Bruce Reyes-Chow, Moderator Election 218th General AssemblyHere is the text from my opening statement on Saturday for the General Assembly Moderator Election.  Did anyone get it on video suitable to upload to Youtube?  Let me know.  In the mean time . . .


The Lord be with You.  Response

As I stand here before you today after having lived the life of “candidate for moderator” over the past six months, I can tell you that more than once I have said to myself, both out loud and in my head, “What are you thinking?”  The very idea that I, this 39-year-old, father of three, earring wearing, pastor of some funky urban new church should or could stand for moderator is utterly ridiculous.

And then I think about my family.

I think about my grandparents who, in the 1940’s, came to the United States from the Philippines, gifted me with my Presbyterian roots and, through their work, sacrifice and hope, dreamt for the next generation, blessings even beyond their own imagination.

They would not think this is ridiculous at all.

Despite great cultural and social obstacles of the day, when it came to the future of their family, they embodied the words that were spoken to Abraham as he and Sarah balked at the possibility of birthing the future at such an advanced age.  They were reminded that, nothing is too hard or too wondrous for God.

My wife and I find those words comforting as we think about the future of our own family.  We certainly have high expectations and hopes for our three young daughters, but even dreaming about their future is frightening in today’s world.  We want so desperately to know, to understand and to protect them as they move into the next stages of their lives.  But the world, as you know, is changing so fast and in so many ways that we as parents must come to grips that we may never fully understand what the future holds for them.

But yet, like the generations before us, we too are compelled to trust in God because we have been reminded again and again in Scripture and in life that, in the face of our own fears, doubts and insecurities, nothing, nothing is too hard or wondrous for God.


Our Presbyterian family is not much different.  We too have fears, dreams and expectations for the next generation.  Brothers and sisters, I ask you tonight, as we gaze into the future,

  • What are God’s dreams for the Presbyterian Church (USA)?
  • What are the dreams we have for those who have yet to experience Christ through our ministry?
  • What are the dreams that are even beyond our own imagination?
  • What do we think is too hard or too wondrous for God?

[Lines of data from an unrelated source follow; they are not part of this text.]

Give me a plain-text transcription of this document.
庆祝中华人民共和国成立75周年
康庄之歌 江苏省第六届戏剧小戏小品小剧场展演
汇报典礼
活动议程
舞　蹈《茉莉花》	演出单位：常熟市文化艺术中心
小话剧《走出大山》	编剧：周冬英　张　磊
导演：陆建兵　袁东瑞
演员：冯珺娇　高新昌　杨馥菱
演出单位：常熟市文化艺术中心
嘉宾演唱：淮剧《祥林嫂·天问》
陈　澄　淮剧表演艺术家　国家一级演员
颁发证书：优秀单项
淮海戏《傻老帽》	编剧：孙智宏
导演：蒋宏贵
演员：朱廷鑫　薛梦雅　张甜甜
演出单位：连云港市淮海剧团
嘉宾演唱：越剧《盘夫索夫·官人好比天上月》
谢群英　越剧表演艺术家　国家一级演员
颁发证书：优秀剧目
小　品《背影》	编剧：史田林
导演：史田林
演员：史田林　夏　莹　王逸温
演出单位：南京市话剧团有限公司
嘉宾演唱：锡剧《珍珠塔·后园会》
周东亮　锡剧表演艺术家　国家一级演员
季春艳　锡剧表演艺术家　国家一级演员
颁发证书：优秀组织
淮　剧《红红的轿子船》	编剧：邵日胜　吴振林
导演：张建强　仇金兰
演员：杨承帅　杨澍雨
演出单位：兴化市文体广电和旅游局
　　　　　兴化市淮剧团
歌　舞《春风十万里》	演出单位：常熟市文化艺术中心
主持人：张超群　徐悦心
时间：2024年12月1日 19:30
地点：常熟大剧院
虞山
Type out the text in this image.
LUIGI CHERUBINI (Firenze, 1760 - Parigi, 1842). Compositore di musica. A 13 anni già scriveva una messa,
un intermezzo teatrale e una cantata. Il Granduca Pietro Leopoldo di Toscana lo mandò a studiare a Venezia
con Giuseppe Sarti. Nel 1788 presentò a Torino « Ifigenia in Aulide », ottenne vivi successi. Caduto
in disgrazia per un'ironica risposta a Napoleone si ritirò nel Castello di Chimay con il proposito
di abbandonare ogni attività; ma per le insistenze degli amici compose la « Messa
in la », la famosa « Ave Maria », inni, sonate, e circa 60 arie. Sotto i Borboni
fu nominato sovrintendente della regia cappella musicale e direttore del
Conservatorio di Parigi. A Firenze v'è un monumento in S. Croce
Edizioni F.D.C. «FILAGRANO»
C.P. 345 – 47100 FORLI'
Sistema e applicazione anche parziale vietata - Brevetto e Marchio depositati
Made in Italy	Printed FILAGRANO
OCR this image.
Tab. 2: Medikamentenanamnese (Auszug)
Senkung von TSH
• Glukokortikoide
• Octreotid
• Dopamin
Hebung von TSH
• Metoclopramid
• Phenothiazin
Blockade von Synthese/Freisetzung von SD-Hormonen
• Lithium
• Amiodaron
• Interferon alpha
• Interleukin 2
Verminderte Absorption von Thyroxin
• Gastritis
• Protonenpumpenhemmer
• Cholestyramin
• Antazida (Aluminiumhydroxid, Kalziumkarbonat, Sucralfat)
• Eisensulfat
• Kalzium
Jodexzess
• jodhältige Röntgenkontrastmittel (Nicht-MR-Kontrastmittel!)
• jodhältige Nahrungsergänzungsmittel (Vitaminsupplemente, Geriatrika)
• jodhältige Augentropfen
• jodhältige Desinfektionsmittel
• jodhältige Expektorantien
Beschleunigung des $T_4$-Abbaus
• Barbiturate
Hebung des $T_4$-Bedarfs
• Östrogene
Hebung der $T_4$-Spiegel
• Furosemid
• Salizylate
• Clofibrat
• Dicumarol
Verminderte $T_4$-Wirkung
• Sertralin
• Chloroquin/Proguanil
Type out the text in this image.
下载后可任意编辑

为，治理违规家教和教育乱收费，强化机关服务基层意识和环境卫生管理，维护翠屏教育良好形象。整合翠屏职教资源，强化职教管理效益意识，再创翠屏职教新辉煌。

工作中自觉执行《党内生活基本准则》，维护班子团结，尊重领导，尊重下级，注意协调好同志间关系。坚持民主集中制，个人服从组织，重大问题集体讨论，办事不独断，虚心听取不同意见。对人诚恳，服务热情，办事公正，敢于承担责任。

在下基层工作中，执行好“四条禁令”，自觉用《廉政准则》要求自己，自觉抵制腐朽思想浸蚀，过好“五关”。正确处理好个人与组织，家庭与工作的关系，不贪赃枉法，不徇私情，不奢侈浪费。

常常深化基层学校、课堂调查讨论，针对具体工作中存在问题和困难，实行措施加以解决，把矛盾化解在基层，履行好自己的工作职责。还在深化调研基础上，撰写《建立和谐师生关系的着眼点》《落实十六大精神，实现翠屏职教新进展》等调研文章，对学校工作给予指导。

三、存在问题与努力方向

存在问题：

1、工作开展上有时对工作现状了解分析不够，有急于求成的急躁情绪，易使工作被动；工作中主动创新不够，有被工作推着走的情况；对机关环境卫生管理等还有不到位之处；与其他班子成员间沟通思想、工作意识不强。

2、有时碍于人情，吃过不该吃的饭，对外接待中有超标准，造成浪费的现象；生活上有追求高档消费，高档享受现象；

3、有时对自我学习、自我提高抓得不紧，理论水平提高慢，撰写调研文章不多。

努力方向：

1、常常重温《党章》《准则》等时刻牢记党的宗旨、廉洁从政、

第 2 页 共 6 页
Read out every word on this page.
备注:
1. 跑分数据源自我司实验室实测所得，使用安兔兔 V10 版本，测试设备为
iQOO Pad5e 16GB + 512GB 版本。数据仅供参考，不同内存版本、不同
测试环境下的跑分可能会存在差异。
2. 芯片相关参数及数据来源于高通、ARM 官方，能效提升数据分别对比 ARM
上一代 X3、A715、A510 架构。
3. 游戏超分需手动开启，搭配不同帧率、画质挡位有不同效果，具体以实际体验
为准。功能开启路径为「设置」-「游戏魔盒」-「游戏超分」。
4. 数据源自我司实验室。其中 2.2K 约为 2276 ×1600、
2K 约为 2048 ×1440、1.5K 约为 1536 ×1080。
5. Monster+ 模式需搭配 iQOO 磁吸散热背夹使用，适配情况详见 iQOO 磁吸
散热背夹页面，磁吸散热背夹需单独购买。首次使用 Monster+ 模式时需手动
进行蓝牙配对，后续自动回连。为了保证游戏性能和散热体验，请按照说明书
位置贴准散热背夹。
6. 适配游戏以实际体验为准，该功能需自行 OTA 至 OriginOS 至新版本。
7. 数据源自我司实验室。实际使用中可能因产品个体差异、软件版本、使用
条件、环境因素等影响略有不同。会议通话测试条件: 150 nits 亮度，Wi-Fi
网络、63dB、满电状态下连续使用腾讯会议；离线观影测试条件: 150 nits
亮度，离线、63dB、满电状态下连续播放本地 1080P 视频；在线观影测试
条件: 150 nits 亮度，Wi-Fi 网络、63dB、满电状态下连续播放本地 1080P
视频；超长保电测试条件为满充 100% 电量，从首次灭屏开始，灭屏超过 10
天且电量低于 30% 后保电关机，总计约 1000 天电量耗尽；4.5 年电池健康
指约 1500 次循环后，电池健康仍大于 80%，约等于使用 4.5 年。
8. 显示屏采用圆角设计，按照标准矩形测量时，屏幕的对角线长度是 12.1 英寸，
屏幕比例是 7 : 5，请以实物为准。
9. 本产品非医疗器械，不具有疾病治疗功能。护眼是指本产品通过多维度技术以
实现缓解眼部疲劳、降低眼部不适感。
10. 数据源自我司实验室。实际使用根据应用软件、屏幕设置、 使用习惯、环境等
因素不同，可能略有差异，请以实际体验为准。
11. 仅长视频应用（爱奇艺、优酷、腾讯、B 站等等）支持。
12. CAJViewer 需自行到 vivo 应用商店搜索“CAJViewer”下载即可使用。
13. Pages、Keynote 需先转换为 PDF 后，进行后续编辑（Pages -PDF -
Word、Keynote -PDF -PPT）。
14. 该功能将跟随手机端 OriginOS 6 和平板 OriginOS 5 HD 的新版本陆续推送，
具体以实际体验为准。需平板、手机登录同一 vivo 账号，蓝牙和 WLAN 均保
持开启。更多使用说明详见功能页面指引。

As we try to answer these questions for our church family, we do this in the same rapidly changing world that frightens anyone striving to embrace and nurture the next generation.  This is a context that is drastically different than the world and culture that you and I are used to.  And while there are certainly some things in the world that need to be confronted, our church family must take seriously new ways communities interact about life, faith and culture.

  • We hear voices that have moved from mere tolerance of opinion to genuine appreciation of the other.
  • We see discernment that no longer demands loyalty to simplistic polemics of liberal or conservative ideology.
  • We experience moments when the embracing of common values is greater than even those things that seem to be unconquerable disagreements.
  • We are inspired by dreams, hope and change that are not merely lofty goals, but realities woven in the fabric of life and faith.

These are the new realities of being family and community today.  If the church responds to these realities by stepping out in faith rather than clinging to survival, just imagine what our church could look like in this new day, this new world, this new time, this new opportunity to be Christ in the world.

  • To be a church family that thrives more on the nature of our relationships than the number of dollars or members we report;
  • To be a church family that is joined together by the covenantal bond of Christ rather than the contractual relationship of property or pension;
  • To be a church family that sees God’s best in one another before being so sure of our human worst.
  • To be a church family that cares more about being faithful than being right;

If we, the church, can embrace these ways of being and these ways of interacting, I have no doubt that we will be able to live into a future in which we are a vibrant and inspiring presence in the world.


As I stand before you my friends, my family, our church, despite the obstacles in our path, the questions we are afraid to ask, the human brokenness that gets in our way, I would not be standing here today if I did not believe that God has great things in store for this Presbyterian family.

If you are so led by the Holy Spirit to elect me as your moderator, know that I will bring all my passion, hope, energy and commitment to this family and our journey together.

For if we simply open ourselves up to the possibilities of the future, we will not only dream our wildest dreams, but together, compelled by the grace-filled life, death, and resurrection of Jesus Christ, we will know, live and share those dreams with one another and with the world.

For again, my sisters and brothers, my Presbyterian family, as we move into the future, believe at the core of your soul, nothing, nothing, nothing is too hard or wondrous for God.  AMEN.